Still there,but soon nps will have it torn down.. My understanding is that pilings will be left to remain... Never would have thought it would have come to this...


----------



## roadkillal (Feb 23, 2006)

Very sad


----------



## dialout (Feb 5, 2011)

http://www.nps.gov/caha/parknews/frisco-pier-contract-expires.htm


----------



## EABiker (Aug 16, 2010)

So I guess this means the the pier access point will be closed the next time the Fed's close off all of "their property", as they did this past fall.


----------



## Drumdum (Jan 6, 2003)

EABiker said:


> So I guess this means the the pier access point will be closed the next time the Fed's close off all of "their property", as they did this past fall.


 Bank on it...  Shame someone didn't have incentive enough to get the ole gal up and running again....


----------



## Alexy (Nov 1, 2010)

Drumdum said:


> Bank on it...  Shame someone didn't have incentive enough to get the ole gal up and running again....


Not much left


----------



## Drumdum (Jan 6, 2003)

Alexy said:


> Not much left


 I realize that,but someone should have taken the chance anyway.. Plenty of high $ folks out there that could use it as a write off.. That is all the first owners did back in the 70's and 80's when I fished it.. They actually made money on it for years,then sold it.. It was the only pier n of Ocracoke that ACTUALLY caught some big fish still.. Dern shame...


----------



## flathead (Dec 18, 2003)

Perfect location for fishing, worst location for bad weather. Is there any way there will be public parking close enough to walk to it ? It would still be a great place to catch reds, specks, and flounder on light tackle.


----------



## Drumdum (Jan 6, 2003)

flathead said:


> Perfect location for fishing, worst location for bad weather. Is there any way there will be public parking close enough to walk to it ? It would still be a great place to catch reds, specks, and flounder on light tackle.

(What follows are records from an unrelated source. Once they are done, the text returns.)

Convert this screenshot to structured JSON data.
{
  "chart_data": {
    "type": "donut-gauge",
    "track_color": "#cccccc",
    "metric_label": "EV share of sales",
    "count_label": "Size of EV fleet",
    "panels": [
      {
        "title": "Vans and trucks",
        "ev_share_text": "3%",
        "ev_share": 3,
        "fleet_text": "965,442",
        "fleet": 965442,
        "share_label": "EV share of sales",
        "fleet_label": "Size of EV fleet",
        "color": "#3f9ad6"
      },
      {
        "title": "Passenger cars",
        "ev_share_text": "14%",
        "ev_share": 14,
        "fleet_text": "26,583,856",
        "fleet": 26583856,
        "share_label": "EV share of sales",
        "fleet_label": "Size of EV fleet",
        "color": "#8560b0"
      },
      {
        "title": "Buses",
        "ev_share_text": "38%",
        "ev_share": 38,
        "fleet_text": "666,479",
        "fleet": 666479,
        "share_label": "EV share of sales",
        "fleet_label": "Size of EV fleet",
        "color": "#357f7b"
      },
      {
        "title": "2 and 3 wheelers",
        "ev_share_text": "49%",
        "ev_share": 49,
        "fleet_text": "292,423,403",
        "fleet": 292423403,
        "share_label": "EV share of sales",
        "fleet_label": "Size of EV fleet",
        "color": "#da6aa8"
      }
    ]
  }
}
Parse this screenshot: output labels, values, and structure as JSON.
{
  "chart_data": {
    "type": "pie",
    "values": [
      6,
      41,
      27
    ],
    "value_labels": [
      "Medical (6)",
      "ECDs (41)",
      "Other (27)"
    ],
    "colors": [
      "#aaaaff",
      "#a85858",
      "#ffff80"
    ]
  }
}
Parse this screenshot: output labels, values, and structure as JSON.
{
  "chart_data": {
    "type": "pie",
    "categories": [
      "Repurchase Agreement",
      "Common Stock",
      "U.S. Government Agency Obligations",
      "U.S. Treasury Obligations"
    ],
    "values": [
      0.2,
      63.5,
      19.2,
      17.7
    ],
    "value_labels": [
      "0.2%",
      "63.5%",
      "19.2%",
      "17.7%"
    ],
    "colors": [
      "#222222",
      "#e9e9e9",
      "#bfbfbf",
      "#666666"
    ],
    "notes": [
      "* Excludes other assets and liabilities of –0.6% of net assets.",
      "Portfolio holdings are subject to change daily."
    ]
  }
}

 Frank,not sure but believe that is why they are going to leave pilings,could be wrong though,cause it could be that it is too expensive to remove them.. Parking lot was nps to start with,but nps has also purchased the road that leads to the main road to get to parking lot.. So you should be good to go. UNLESS they catch a lot of fish there,then nps could find some endangered bird there to shut the party down I'm sure....


----------



## js1172 (Jun 5, 2012)

I read not long ago that the guy who owns it is still trying to get funding to rebuild it, DD, anything to it?
Js


----------



## dialout (Feb 5, 2011)

Everything I've seen Said NPS ended their contract with him in September...and have since even bought the access road....which I'm sure will just be another place for them to shut Down every Time they get a bird in their shorts.


----------



## doubleb (May 19, 2009)

very SAD..spent alot of summer eve. on it used to stay at the old durant station btw its gone too...


----------